Just 10 species accounted for a quarter of the global marine catch in 2013. But with most of their stocks at or above capacity, there is no room to increase non-farmed production.
Why this matters
Protecting sea life is vital for the future of our planet. In September 2015, it was announced as one of the Global Goals (SDG Number 14 calls for the sustainable use of marine resources).
As the global population grows, the availability of diverse food sources will be key to ensuring no one goes hungry. Per capita fish consumption is on the rise: in the 1960s it averaged 9.9kg, and by 2014 it was estimated to have gone beyond 20kg. It remains lower in developing regions, but has been steadily increasing, argue the report’s authors.
Meanwhile, an increasing percentage of fish capture is being used for human consumption – as shown in this chart.

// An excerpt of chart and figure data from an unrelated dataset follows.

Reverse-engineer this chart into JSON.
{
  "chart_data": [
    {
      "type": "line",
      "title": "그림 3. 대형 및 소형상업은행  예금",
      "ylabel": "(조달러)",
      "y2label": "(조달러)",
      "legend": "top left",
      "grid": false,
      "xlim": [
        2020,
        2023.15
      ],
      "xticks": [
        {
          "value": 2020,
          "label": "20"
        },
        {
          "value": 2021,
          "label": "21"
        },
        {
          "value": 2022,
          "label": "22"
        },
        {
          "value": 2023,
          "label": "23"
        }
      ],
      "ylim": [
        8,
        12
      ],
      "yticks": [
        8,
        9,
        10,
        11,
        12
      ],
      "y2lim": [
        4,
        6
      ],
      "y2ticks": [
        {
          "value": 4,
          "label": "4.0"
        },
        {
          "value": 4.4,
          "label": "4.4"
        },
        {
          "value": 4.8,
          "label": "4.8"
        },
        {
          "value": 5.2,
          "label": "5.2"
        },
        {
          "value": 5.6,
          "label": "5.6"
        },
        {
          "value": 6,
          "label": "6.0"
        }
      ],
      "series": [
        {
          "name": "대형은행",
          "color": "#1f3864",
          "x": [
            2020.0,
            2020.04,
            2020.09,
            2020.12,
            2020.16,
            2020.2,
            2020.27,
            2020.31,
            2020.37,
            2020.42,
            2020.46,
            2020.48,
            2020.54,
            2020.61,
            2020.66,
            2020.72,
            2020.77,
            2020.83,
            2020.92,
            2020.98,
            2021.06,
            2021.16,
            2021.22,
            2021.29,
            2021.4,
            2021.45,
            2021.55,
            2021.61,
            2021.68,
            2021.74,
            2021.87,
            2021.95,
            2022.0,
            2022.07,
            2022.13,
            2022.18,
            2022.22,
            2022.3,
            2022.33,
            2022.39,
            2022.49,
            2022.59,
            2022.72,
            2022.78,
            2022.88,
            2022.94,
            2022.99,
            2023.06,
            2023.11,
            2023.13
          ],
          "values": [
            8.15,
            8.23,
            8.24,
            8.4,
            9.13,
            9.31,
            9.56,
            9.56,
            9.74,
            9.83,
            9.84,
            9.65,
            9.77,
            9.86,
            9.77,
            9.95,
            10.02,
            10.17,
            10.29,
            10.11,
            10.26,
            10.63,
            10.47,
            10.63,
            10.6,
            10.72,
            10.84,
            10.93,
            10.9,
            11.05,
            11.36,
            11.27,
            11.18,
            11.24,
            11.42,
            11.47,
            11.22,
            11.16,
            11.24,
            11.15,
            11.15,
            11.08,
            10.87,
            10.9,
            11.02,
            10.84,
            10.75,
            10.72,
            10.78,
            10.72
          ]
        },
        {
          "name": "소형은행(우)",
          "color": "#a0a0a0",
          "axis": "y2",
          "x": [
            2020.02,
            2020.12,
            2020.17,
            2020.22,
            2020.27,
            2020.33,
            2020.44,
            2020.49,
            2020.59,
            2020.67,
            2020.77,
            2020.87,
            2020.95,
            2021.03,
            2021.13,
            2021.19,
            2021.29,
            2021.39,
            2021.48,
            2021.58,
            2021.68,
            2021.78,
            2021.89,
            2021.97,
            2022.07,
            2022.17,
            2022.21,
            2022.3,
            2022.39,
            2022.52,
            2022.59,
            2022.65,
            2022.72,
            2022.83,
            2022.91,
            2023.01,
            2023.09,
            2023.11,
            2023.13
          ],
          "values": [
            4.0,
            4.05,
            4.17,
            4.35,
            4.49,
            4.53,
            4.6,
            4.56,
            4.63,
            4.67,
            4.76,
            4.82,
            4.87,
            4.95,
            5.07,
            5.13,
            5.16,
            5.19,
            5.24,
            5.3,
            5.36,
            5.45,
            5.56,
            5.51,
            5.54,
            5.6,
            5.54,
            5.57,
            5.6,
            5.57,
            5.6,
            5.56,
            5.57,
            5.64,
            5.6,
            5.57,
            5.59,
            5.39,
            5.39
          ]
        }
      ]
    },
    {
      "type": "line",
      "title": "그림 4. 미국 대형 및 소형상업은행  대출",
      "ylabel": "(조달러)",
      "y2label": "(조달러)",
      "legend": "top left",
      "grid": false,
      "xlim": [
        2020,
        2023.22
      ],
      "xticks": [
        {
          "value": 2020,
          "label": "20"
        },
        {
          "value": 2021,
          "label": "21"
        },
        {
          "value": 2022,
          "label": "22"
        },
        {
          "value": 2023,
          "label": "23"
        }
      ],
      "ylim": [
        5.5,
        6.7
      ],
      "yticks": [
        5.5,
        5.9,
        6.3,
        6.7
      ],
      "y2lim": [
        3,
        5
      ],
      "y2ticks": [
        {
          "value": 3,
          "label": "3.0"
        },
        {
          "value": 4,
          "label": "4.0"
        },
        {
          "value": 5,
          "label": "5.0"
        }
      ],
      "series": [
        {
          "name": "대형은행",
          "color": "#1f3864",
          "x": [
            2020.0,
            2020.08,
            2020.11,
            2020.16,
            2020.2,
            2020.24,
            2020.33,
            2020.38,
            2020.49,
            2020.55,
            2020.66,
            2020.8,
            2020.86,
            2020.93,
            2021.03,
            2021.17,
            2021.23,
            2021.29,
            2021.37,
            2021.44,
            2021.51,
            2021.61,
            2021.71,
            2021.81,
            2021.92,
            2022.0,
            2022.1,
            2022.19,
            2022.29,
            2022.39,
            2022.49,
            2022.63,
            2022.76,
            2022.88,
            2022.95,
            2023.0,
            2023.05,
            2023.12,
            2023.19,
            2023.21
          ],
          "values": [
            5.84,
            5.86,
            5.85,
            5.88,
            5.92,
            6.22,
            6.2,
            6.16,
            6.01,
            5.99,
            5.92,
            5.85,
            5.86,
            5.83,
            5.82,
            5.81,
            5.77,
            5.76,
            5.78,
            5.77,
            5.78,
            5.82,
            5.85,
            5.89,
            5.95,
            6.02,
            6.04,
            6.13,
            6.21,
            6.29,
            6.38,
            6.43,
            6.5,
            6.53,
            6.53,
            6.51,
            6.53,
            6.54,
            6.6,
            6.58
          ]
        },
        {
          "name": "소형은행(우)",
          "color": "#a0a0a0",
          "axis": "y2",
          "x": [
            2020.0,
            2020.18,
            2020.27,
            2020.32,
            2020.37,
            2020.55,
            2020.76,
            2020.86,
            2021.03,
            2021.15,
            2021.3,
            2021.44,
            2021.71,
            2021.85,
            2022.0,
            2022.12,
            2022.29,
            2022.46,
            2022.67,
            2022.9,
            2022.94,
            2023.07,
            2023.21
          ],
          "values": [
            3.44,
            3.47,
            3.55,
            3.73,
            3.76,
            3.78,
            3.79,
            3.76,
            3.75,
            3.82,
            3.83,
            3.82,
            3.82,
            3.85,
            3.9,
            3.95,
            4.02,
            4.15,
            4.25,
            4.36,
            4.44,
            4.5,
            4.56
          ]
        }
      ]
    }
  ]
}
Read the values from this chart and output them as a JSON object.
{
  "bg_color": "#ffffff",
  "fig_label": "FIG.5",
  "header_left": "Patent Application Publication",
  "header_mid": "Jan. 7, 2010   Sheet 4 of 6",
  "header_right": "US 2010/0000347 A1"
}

This growth in fish consumption has “enhanced people’s diets around the world through diversified and nutritious food”, says the report.
The rise of fish farms
The world reached a major milestone in 2014, as aquaculture (fish farming) contributed more than wild-caught fish to the supply of fish for human consumption. In contrast, in 1974 it provided just 7% of the total.
As this chart shows, capture (wild-caught) production has remained relatively stable for the last 30 years. However, there has been a surge in aquaculture.
The report argues that much of this growth has been driven by China. It now represents more than 60% of global aquaculture production.
Meeting the increasing demand for fish, in a sustainable way, is an enormous challenge. But, as these three charts highlight, awareness and analysis of the problem is key to overcoming it – for the good of generations to come.